El momento más crítico para Ucrania
Ambos bandos, más allá de las andanadas retóricas de Trump dirigidas contra los dos líderes implicados, se preparan para una guerra de larga duración, quizá de entre tres y cinco años. Este es, probablemente, el momento más crítico para Ucrania desde el inicio del conflicto en 2022. Por un lado, los Estados Unidos podrían cerrar el grifo de la ayuda militar —en fondos, armamento e inteligencia—; por otro, en la UE comienzan a surgir voces que cuestionan el apoyo a Kiev, como ocurre en Hungría y Eslovaquia.
El tiempo juega claramente en contra de Ucrania, que cada vez cuenta con menos capacidad para reclutar combatientes.

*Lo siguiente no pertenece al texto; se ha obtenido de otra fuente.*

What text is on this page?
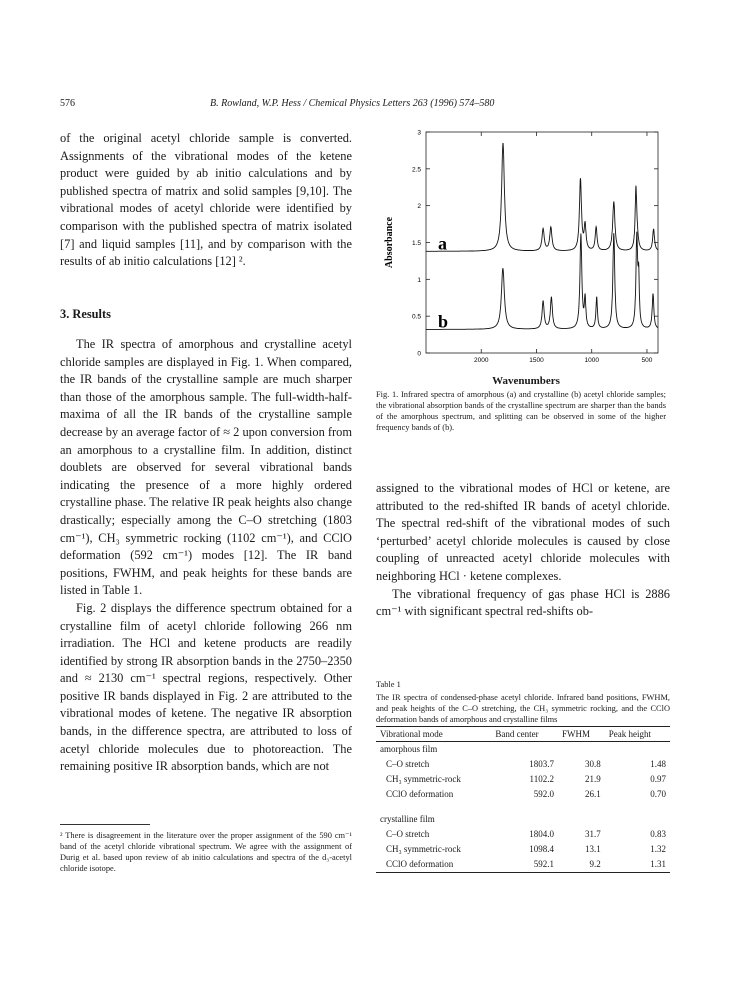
576	B. Rowland, W.P. Hess / Chemical Physics Letters 263 (1996) 574–580

of the original acetyl chloride sample is converted. Assignments of the vibrational modes of the ketene product were guided by ab initio calculations and by published spectra of matrix and solid samples [9,10]. The vibrational modes of acetyl chloride were identified by comparison with the published spectra of matrix isolated [7] and liquid samples [11], and by comparison with the results of ab initio calculations [12] ².

3. Results

The IR spectra of amorphous and crystalline acetyl chloride samples are displayed in Fig. 1. When compared, the IR bands of the crystalline sample are much sharper than those of the amorphous sample. The full-width-half-maxima of all the IR bands of the crystalline sample decrease by an average factor of ≈ 2 upon conversion from an amorphous to a crystalline film. In addition, distinct doublets are observed for several vibrational bands indicating the presence of a more highly ordered crystalline phase. The relative IR peak heights also change drastically; especially among the C–O stretching (1803 cm⁻¹), CH₃ symmetric rocking (1102 cm⁻¹), and CClO deformation (592 cm⁻¹) modes [12]. The IR band positions, FWHM, and peak heights for these bands are listed in Table 1.

Fig. 2 displays the difference spectrum obtained for a crystalline film of acetyl chloride following 266 nm irradiation. The HCl and ketene products are readily identified by strong IR absorption bands in the 2750–2350 and ≈ 2130 cm⁻¹ spectral regions, respectively. Other positive IR bands displayed in Fig. 2 are attributed to the vibrational modes of ketene. The negative IR absorption bands, in the difference spectra, are attributed to loss of acetyl chloride molecules due to photoreaction. The remaining positive IR absorption bands, which are not

² There is disagreement in the literature over the proper assignment of the 590 cm⁻¹ band of the acetyl chloride vibrational spectrum. We agree with the assignment of Durig et al. based upon review of ab initio calculations and spectra of the d₃-acetyl chloride isotope.
0
0.5
1
1.5
2
2.5
3
2000	1500	1000	500
Absorbance a
b
Wavenumbers
Fig. 1. Infrared spectra of amorphous (a) and crystalline (b) acetyl chloride samples; the vibrational absorption bands of the crystalline spectrum are sharper than the bands of the amorphous spectrum, and splitting can be observed in some of the higher frequency bands of (b).

assigned to the vibrational modes of HCl or ketene, are attributed to the red-shifted IR bands of acetyl chloride. The spectral red-shift of the vibrational modes of such ‘perturbed’ acetyl chloride molecules is caused by close coupling of unreacted acetyl chloride molecules with neighboring HCl · ketene complexes.

The vibrational frequency of gas phase HCl is 2886 cm⁻¹ with significant spectral red-shifts ob-

Table 1
The IR spectra of condensed-phase acetyl chloride. Infrared band positions, FWHM, and peak heights of the C–O stretching, the CH₃ symmetric rocking, and the CClO deformation bands of amorphous and crystalline films
Vibrational mode	Band center	FWHM	Peak height
amorphous film			
C–O stretch	1803.7	30.8	1.48
CH₃ symmetric-rock	1102.2	21.9	0.97
CClO deformation	592.0	26.1	0.70

crystalline film			
C–O stretch	1804.0	31.7	0.83
CH₃ symmetric-rock	1098.4	13.1	1.32
CClO deformation	592.1	9.2	1.31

El país sufre un elevado número de desertores y de jóvenes que han huido al extranjero para evitar ser enviados al frente. Zelenski es consciente de esta debilidad frente a un enemigo que controla con mano de hierro su propio país y que dispone de recursos demográficos prácticamente inagotables, capaces de mantener de forma permanente en el frente a unos 600.000 soldados.
Todo indica que la guerra continuará durante mucho más tiempo. Putin, como avezado jugador de póquer, confía en que la paciencia occidental termine por agotarse y que las potencias occidentales opten por poner fin al conflicto mediante algún tipo de acuerdo de paz, incluso a costa de abandonar a Ucrania a su suerte o de imponer condiciones leoninas, como la cesión de territorios a Rusia. Ese es el escenario final que anhela el Kremlin, consciente de que en el pasado ya ocurrió algo similar con acuerdos firmados y posteriormente incumplidos, como los Protocolos de Minsk de 2014, que acabaron siendo la antesala de la invasión a gran escala de 2022.
No sabemos si el presidente Trump guarda un as en la manga para enderezar el actual proceso de paz, con dos planes sobre la mesa —el suyo y el de Zelenski, que Rusia rechaza de plano—, pero, si no surge un elemento inesperado, todo parece indicar que, al igual que ha sucedido en Gaza, ambas iniciativas acabarán en aguas de borrajas. Por ahora, las armas siguen tronando y las sirenas antiaéreas continúan sonando en las ciudades ucranianas. Tiempos aciagos y sin respuestas para Ucrania. Feliz 2026, Kiev.